De su narración, por otro lado, no se desprende que fuera un nazi fuertemente ideologizado como fue el caso de su superior Globocnik. A lo más que llega es a cacarear la retórica oficial acerca de los judíos pero le falta el componente ideológico. En este sentido, de ser cierto que fue un nazi ilegal antes de la anexión de Austria por Alemania, lo que no queda documentado, ello habría respondido más bien a razones de utilidad que a un sólido compromiso político. Stangl, apodado 'Napoleón' por los prisioneros, que no hubiera pasado de agente de policía en su Austria natal -su formación original era la de maestro tejedor- encontró en el totalitarismo nazi una oportunidad excepcional para convertirse en alguien -aunque fuera en uno de los mayores criminales de la historia. Y en este aspecto quizás resida la clave de su comportamiento.

Otra cuestión importante del texto, y a la que la autora dedica un buen número de paginas, es el conocimiento que tuvo el Vaticano, y más concretamente el controvertido Pío XII, del genocidio de los judíos. La ocasión para su averiguación viene dada porque Stangl llegó a Damasco, antes de instalarse en Brasil donde sería detenido en 1967, desde Roma ayudado por el obispo Hudal. Después de revisar documentos, cartas e informes, Sereny concluye que el Papa estuvo enterado de la tragedia que asoló a los judíos. Prueba incontestable de ello fueron las sucesivas reuniones que mantuvo con el embajador polaco en la Santa Sede, Kazimierz Papée, quien, a sabiendas de la influencia que un pronunciamiento claro por parte del Papa tendría sobre los católicos, le rogó que emitiera una inequívoca condena pública del exterminio sufrido por el pueblo judío. No se produjo.

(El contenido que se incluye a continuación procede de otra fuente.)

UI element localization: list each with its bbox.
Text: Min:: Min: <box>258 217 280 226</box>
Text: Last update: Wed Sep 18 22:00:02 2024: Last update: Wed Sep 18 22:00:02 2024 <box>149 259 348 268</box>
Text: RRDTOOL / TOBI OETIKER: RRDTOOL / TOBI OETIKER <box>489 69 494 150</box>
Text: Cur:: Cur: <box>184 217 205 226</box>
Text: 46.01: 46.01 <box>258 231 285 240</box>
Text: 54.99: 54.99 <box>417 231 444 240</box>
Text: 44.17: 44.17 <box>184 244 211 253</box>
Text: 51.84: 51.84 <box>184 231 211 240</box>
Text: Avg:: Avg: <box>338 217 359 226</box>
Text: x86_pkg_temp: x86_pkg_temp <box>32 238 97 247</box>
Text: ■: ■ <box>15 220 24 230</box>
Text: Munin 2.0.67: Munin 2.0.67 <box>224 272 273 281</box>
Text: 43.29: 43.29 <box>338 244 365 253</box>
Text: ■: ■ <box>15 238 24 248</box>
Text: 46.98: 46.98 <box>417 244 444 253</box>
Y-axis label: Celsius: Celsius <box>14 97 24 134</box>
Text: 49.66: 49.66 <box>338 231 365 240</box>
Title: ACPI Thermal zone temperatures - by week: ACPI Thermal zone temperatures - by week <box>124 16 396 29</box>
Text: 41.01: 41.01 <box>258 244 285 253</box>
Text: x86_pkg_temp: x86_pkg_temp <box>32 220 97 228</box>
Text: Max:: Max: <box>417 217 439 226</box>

El domingo 27 de junio de 1971 tuvo lugar la última entrevista. Al día siguiente moría de un ataque al corazón. Fue en esa charla cuando Stangl se enfrentó a la gravedad de sus actos. Si hasta entonces toda su trayectoria vital la había supeditado a factores externos que adquirían el valor de leyes inexorables, quedando en su interior absuelto de toda responsabilidad, en ese instante el lenguaje de la falta logró abrirse paso: "Pero yo estuve allí [...] en realidad comparto la culpa". Su vida anterior recibía una nueva luz. Las tinieblas se iluminaban. Si durante años había tratado de convencerse de que las circunstancias anularon su capacidad de decisión, esas palabras finales reflejaban una transformación personal en relación con el hombre que había sido. Fue en ese momento, al término de sus conversaciones, cuando lamentó no haber tenido el arrojo de morir.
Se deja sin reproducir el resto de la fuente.